In June, the Pew Research Center released a report titled “Experts Doubt Ethical AI Design Will Be Broadly Adopted as the Norm Within the Next Decade.” It details responses from “[s]ome 602 technology innovators, developers, business and policy leaders, researchers and activists” to a question that the research center posed (in a collaboration with the Imagining the Internet Center at Elon University).
The authors of the report are careful to note that it was “a nonscientific canvassing, based on a nonrandom sample,” and that the results “represent only the opinions of the individuals who responded to the queries and are not projectable to any other population.” Those important qualifications got lost in some of the media coverage of the report, however.
In addition, in part because of the massive scale of the report itself, and because some of the answers quoted at length address a wide range of issues, it is also easy to miss the fact that the question posed by the researchers was quite narrowly focused: “By 2030, will most of the AI systems being used by organizations of all sorts employ ethical principles focused primarily on the public good?”
It would be easy to be optimistic about progress being made in the development and deployment of more ethical AI and still answer “no” to that question (or at least want to start by asking, in turn, whether there are any other systems “used by organizations of all sorts” that “employ ethical principles focused primarily on the public good,” and whether “ethical principles focused on the public good” was even the appropriate framing here; in the context of medical AI, for example, do we want to focus on the “public good,” or on the interests of individual patients?)
I am flagging the question in part because I think it’s important to keep it in mind as you evaluate a report that is very much worth reading—but also in order to clarify the context of my own answer, which is included in a section titled “Worries about developments in AI”:
The conversation around AI ethics has been going on for several years now. However, what seems to be obvious among those who have been a part of it for some time has not trickled down into the curricula of many universities who are training the next generation of AI experts. Given that, it looks like it will take more than 10 years for ‘most of the AI systems being used by organizations of all sorts to employ ethical principles focused primarily on the public good.’ Also, many organizations are simply focused primarily on other goals – not on protecting or promoting the public good.
The next section of the Pew report is titled “Hopes about developments in ethical AI”—and I have lots of hopes about such developments, too! I do think progress will be made by 2030—I just don’t think that by then we would have achieved the particular goal posited by the question.

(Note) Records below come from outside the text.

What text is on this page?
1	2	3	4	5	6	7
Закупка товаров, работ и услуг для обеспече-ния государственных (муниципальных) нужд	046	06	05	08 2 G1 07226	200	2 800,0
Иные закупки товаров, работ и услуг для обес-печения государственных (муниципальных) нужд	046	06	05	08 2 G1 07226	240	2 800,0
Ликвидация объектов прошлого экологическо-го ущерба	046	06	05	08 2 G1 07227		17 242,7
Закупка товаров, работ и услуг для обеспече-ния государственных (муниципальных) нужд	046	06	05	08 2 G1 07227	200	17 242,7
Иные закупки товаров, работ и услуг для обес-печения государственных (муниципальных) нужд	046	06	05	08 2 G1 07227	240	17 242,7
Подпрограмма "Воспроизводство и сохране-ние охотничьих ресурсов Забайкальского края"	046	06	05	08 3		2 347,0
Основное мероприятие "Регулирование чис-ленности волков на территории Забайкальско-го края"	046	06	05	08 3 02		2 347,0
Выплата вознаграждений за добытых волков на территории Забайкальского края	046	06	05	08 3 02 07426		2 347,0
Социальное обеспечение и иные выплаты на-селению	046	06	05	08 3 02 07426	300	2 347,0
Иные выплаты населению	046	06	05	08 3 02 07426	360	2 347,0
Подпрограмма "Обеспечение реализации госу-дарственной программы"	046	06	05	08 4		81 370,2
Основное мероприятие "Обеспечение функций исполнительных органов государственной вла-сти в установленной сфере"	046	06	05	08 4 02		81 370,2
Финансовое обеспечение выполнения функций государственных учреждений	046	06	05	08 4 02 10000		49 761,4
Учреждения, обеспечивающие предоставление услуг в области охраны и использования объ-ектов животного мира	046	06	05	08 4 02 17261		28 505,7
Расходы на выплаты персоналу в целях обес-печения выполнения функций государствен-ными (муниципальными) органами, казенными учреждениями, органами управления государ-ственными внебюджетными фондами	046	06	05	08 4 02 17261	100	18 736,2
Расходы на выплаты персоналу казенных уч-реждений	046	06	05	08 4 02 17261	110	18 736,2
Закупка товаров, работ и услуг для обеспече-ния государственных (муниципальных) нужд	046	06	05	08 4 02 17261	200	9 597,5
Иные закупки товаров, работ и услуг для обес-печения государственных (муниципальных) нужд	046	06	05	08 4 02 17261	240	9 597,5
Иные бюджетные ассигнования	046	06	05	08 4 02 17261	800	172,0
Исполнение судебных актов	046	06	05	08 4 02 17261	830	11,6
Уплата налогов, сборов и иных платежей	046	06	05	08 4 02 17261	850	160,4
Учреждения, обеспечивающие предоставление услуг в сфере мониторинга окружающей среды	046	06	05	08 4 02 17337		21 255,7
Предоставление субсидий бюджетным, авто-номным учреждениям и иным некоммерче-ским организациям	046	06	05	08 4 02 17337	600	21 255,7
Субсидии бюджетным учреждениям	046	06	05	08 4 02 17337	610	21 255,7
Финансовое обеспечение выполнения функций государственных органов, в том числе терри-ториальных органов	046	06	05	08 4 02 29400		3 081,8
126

As a term, “AI ethics” is increasingly too broad; my hope is that we will have many more narrowly focused conversations that address distinct types of data, distinct AI/ML tools, deployment in distinct social contexts, and distinct benefits and harms to distinct populations. We might not want “organizations of all sorts” to employ ethical principles with the same primary focus.
Some of the comments from both the “worries” and the “hopes” sections of the report also reminded me of a post published a few years ago by Annette Zimmermann and Bendert Zevenbergen on the “Freedom to Tinker” blog, which deserves a broad audience; it is titled “AI Ethics: Seven Traps.” Note, in particular, part of their response to what they call “the relativism trap”:
In light of pervasive moral disagreement, it is easy to conclude that ethical reasoning can never stand on firm ground: it always seems to be relative to a person’s views and context. But this does not mean that ethical reasoning about AI and its social and political implications is futile…. While it may not always be possible to determine ‘the one right answer’, it is often possible to identify at least some paths of action are clearly wrong, and some paths of action that are comparatively better (if not optimal all things considered). If that is the case, comparing the respective merits of ethical arguments can be action-guiding for developers and policy-makers, despite the presence of moral disagreement.
In any case, the Pew Research Center report offers a lot of food for thought and has itself sparked even more conversations about the ethics of AI. Such conversations, and the growing recognition that they need to include the perspectives of people who have already been directly impacted by AI tools, are one reason to be hopeful about positive developments in AI by 2030. The worries, of course, remain—and there is lots of work to be done.